In the 18th century at ul. Paddington established an additional cemetery for the church of St. Marylebone. The land was handed over to the parish by Edward Harley, Earl of Oxford in 1730, to which the church authorities bought a piece of land on the north side of Paddington Street. The cemetery was officially closed after less than 100 years of use in 1814. In the following decades, occasional burials took place here until 1885, when the cemetery area became a recreational area. At that time, traces of most of around 80,000 were removed. graves. An index of the names of people buried here is in the archives of Westminster City.

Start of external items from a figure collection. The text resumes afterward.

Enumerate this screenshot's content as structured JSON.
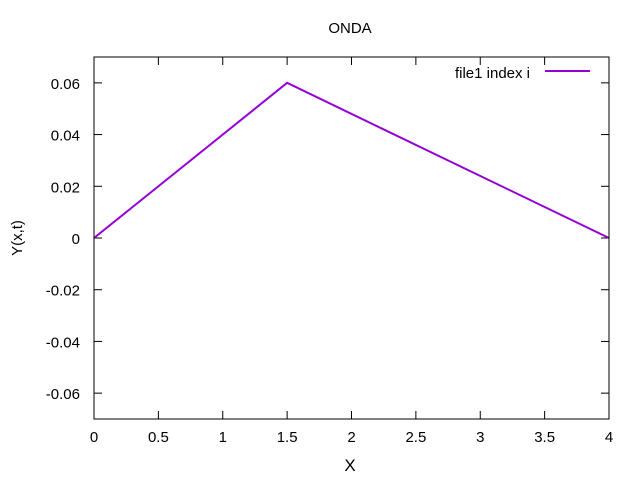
{
  "chart_data": {
    "type": "line",
    "title": "ONDA",
    "xlabel": "X",
    "ylabel": "Y(x,t)",
    "xlim": [
      0,
      4
    ],
    "ylim": [
      -0.07,
      0.07
    ],
    "xticks": [
      "0",
      "0.5",
      "1",
      "1.5",
      "2",
      "2.5",
      "3",
      "3.5",
      "4"
    ],
    "xtick_values": [
      0,
      0.5,
      1,
      1.5,
      2,
      2.5,
      3,
      3.5,
      4
    ],
    "yticks": [
      "-0.06",
      "-0.04",
      "-0.02",
      "0",
      "0.02",
      "0.04",
      "0.06"
    ],
    "ytick_values": [
      -0.06,
      -0.04,
      -0.02,
      0,
      0.02,
      0.04,
      0.06
    ],
    "grid": false,
    "legend_position": "top-right",
    "series": [
      {
        "name": "file1 index i",
        "color": "#9400d3",
        "x": [
          0,
          1.5,
          4
        ],
        "y": [
          0,
          0.06,
          0
        ]
      }
    ]
  }
}
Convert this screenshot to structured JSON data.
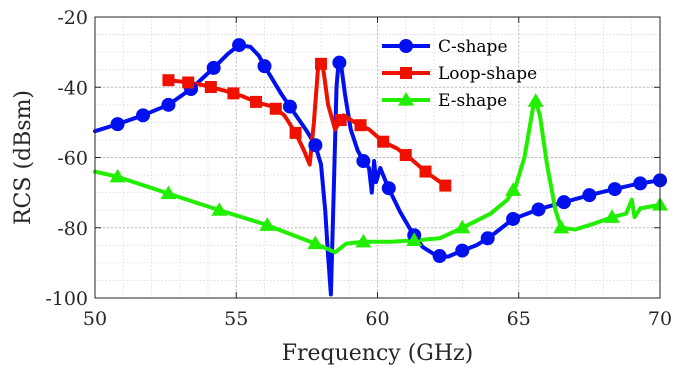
{
  "chart_data": {
    "type": "line",
    "xlabel": "Frequency (GHz)",
    "ylabel": "RCS (dBsm)",
    "xlim": [
      50,
      70
    ],
    "ylim": [
      -100,
      -20
    ],
    "xticks": [
      50,
      55,
      60,
      65,
      70
    ],
    "yticks": [
      -100,
      -80,
      -60,
      -40,
      -20
    ],
    "xtick_labels": [
      "50",
      "55",
      "60",
      "65",
      "70"
    ],
    "ytick_labels": [
      "-100",
      "-80",
      "-60",
      "-40",
      "-20"
    ],
    "grid": "major and minor, dotted",
    "legend_position": "top-right",
    "series": [
      {
        "name": "C-shape",
        "color": "#0011ee",
        "marker": "circle",
        "points": [
          [
            50,
            -52.5
          ],
          [
            50.8,
            -50.5
          ],
          [
            51.7,
            -48
          ],
          [
            52.6,
            -45
          ],
          [
            53.4,
            -40.5
          ],
          [
            54.2,
            -34.5
          ],
          [
            54.7,
            -30.5
          ],
          [
            55.1,
            -28
          ],
          [
            55.5,
            -28.5
          ],
          [
            55.8,
            -31
          ],
          [
            56,
            -34
          ],
          [
            56.3,
            -38
          ],
          [
            56.6,
            -42
          ],
          [
            56.9,
            -45.5
          ],
          [
            57.2,
            -49
          ],
          [
            57.5,
            -52.5
          ],
          [
            57.8,
            -56.5
          ],
          [
            58.0,
            -62
          ],
          [
            58.15,
            -75
          ],
          [
            58.25,
            -88
          ],
          [
            58.35,
            -99
          ],
          [
            58.45,
            -70
          ],
          [
            58.55,
            -40
          ],
          [
            58.62,
            -33
          ],
          [
            58.7,
            -33
          ],
          [
            58.85,
            -42
          ],
          [
            59.05,
            -52
          ],
          [
            59.3,
            -58
          ],
          [
            59.5,
            -61
          ],
          [
            59.7,
            -63
          ],
          [
            59.8,
            -70
          ],
          [
            59.88,
            -61
          ],
          [
            59.95,
            -67
          ],
          [
            60.1,
            -63
          ],
          [
            60.3,
            -67
          ],
          [
            60.5,
            -70.5
          ],
          [
            60.8,
            -75.5
          ],
          [
            61.2,
            -81
          ],
          [
            61.6,
            -85.5
          ],
          [
            62.1,
            -88
          ],
          [
            62.5,
            -88.2
          ],
          [
            63.0,
            -86.5
          ],
          [
            63.5,
            -85
          ],
          [
            64.0,
            -82.5
          ],
          [
            64.8,
            -77.5
          ],
          [
            65.8,
            -74.5
          ],
          [
            66.7,
            -72.5
          ],
          [
            67.6,
            -70.5
          ],
          [
            68.4,
            -69
          ],
          [
            69.2,
            -67.5
          ],
          [
            70,
            -66.5
          ]
        ],
        "marker_x": [
          50.8,
          51.7,
          52.6,
          53.4,
          54.2,
          55.1,
          56.0,
          56.9,
          57.8,
          58.65,
          59.5,
          60.4,
          61.3,
          62.2,
          63.0,
          63.9,
          64.8,
          65.7,
          66.6,
          67.5,
          68.4,
          69.3,
          70.0
        ]
      },
      {
        "name": "Loop-shape",
        "color": "#ee1100",
        "marker": "square",
        "points": [
          [
            52.6,
            -38
          ],
          [
            53.2,
            -38.5
          ],
          [
            53.9,
            -39.5
          ],
          [
            54.6,
            -41
          ],
          [
            55.2,
            -42.5
          ],
          [
            55.8,
            -44.5
          ],
          [
            56.3,
            -45.5
          ],
          [
            56.7,
            -48
          ],
          [
            57.1,
            -53
          ],
          [
            57.4,
            -58
          ],
          [
            57.6,
            -62
          ],
          [
            57.75,
            -50
          ],
          [
            57.9,
            -34
          ],
          [
            58.05,
            -33
          ],
          [
            58.25,
            -45
          ],
          [
            58.5,
            -52
          ],
          [
            58.8,
            -48
          ],
          [
            59.2,
            -50
          ],
          [
            59.7,
            -52
          ],
          [
            60.2,
            -55.5
          ],
          [
            60.7,
            -57.5
          ],
          [
            61.2,
            -60.5
          ],
          [
            61.7,
            -64
          ],
          [
            62.4,
            -68
          ]
        ],
        "marker_x": [
          52.6,
          53.3,
          54.1,
          54.9,
          55.7,
          56.4,
          57.1,
          58.0,
          58.7,
          59.4,
          60.2,
          61.0,
          61.7,
          62.4
        ]
      },
      {
        "name": "E-shape",
        "color": "#22ee00",
        "marker": "triangle",
        "points": [
          [
            50,
            -64
          ],
          [
            50.8,
            -65.5
          ],
          [
            52.5,
            -70
          ],
          [
            54.2,
            -74.5
          ],
          [
            56,
            -79
          ],
          [
            57.8,
            -84.5
          ],
          [
            58.5,
            -87
          ],
          [
            58.9,
            -84.5
          ],
          [
            59.5,
            -84
          ],
          [
            60.5,
            -84
          ],
          [
            61.5,
            -83.5
          ],
          [
            62.2,
            -83
          ],
          [
            63.0,
            -80
          ],
          [
            64.0,
            -76
          ],
          [
            64.6,
            -72
          ],
          [
            64.9,
            -68
          ],
          [
            65.2,
            -60
          ],
          [
            65.5,
            -46
          ],
          [
            65.6,
            -44
          ],
          [
            65.75,
            -48
          ],
          [
            66.0,
            -62
          ],
          [
            66.3,
            -75
          ],
          [
            66.5,
            -80
          ],
          [
            67.0,
            -80.5
          ],
          [
            67.6,
            -79
          ],
          [
            68.3,
            -77
          ],
          [
            68.8,
            -76
          ],
          [
            69.0,
            -72
          ],
          [
            69.1,
            -77
          ],
          [
            69.3,
            -74.5
          ],
          [
            70,
            -73.5
          ]
        ],
        "marker_x": [
          50.8,
          52.6,
          54.4,
          56.1,
          57.8,
          59.5,
          61.3,
          63.0,
          64.8,
          65.6,
          66.5,
          68.3,
          70.0
        ]
      }
    ]
  }
}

One of the most interesting remains of the former cemetery is the mausoleum located in the southern part, erected by Richard Fitzpatrick in memory of Zuzanna's wife. With its beauty it also attracts the sculpture of a sitting boy, by Milan's Donato Barcaglia (1849-1930), which went to Paddington Street Gardens in 1943. In the plant cover, it is worth noting the monumental plane tree from the 19th century and fruit trees - cherries and hawthorn.